Say it to a writer and you’ll hear about a fully fledged being. You know who I mean – The Muse. The supposed source of inspiration. The force that helps us write.
Originally, the Muse was said to be the mouth-piece of the artist, who would call upon the Muses (the aforementioned nine) to aid them in their artistic endeavors. Over time, at least in the writing world, the Muse has developed a life of her own (yes, I prefer to think of the Muse as a female).
Before I started writing, I used to associate a Muse with a lover. A Muse was standard issue for all great artists. They had mistresses whom they claimed “inspired” them. I think, for some of these people, it was an excuse to mess around on their spouses.
When I hear writers talk about the Muse, I often wonder what they really mean. Is the Muse controlling your story or is he or she just there to inspire writing?
I have to confess, I don’t have a Muse. At least not one I’ve noticed. I’ve already got a Doubt Monster and Author Goddess rattling around upstairs. Maybe I don’t have room for anyone else in the old noggin??
I frequently read writer’s blogs and have learned all kinds of interesting things about her.
- My Muse isn’t cooperating with me today (or this week, month or year – take your pick). I can’t write a thing without her.
- My Muse is fussy and won’t appear unless I drink coffee, consume the highest grade chocolate, and have scented candles burning.
- My Muse is super productive and won’t leave me alone. She’s dumping a hundred ideas into my head and I can’t work on them all.
- My Muse wants me to write an epic about shape-shifting sheep herders in Nepal, but I know I won’t be able to sell it.

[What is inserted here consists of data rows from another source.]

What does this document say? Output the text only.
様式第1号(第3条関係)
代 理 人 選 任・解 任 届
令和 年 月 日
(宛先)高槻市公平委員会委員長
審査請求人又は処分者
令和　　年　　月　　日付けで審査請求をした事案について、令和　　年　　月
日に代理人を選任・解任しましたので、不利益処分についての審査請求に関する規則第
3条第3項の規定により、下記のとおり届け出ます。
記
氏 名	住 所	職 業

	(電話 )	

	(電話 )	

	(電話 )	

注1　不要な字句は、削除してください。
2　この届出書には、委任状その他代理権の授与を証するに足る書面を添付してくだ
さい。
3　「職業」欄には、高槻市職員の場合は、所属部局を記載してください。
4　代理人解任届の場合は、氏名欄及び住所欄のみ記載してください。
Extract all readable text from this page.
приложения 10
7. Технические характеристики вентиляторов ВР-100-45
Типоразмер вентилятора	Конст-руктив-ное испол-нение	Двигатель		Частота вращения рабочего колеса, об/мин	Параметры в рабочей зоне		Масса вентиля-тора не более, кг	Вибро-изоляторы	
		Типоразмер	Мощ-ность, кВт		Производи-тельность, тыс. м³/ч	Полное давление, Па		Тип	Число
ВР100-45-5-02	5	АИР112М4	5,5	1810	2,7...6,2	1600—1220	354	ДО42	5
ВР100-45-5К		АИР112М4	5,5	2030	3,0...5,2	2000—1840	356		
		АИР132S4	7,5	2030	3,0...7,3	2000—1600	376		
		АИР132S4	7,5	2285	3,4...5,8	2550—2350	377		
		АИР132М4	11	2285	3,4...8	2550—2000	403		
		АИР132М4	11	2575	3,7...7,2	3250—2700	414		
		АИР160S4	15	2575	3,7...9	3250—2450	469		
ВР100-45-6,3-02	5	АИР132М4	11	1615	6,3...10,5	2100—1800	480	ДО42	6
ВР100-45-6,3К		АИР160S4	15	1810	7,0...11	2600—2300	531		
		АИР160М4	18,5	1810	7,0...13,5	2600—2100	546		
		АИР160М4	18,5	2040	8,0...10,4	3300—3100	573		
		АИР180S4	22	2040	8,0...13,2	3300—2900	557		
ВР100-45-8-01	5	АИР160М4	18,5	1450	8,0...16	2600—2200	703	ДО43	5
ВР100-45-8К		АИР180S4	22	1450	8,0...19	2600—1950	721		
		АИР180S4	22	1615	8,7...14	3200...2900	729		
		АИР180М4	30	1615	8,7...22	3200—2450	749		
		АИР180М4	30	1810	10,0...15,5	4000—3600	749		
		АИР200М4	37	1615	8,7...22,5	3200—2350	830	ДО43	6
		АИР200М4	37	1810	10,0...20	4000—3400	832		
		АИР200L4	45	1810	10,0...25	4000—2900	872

Honestly, she sounds like a complete diva. And as writers, we should not sit around waiting for her to grace us with her presence. It’s not like she corporeal. She can’t actually type your manuscript for you. So, it’s up to you to do all the heavy lifting.
Writing is work. Some days (or weeks or months), it’s a knock-down, drag-out slobberknocker. And no matter what you do, inspiration won’t come. It happens. And will continue to happen. That’s just how it is for us creative folk. Kind of like, the only way to lose weight is to cut back on calories and move more. The same thing holds true for writing. The only cure is to keep at it.
If you want to give the Muse credit for your creativity, by all means do so. I’m sure she would appreciate it. Along with chocolate, fine wine and a foot massage.
As for me, I seriously suspect the Doubt Monster ate my Muse. Or the Author Goddess kicked her butt because there can only be one diva in my brain.
What about you? Do you have a Muse? Does she (or he) have a personality of their own? What inspires you to work?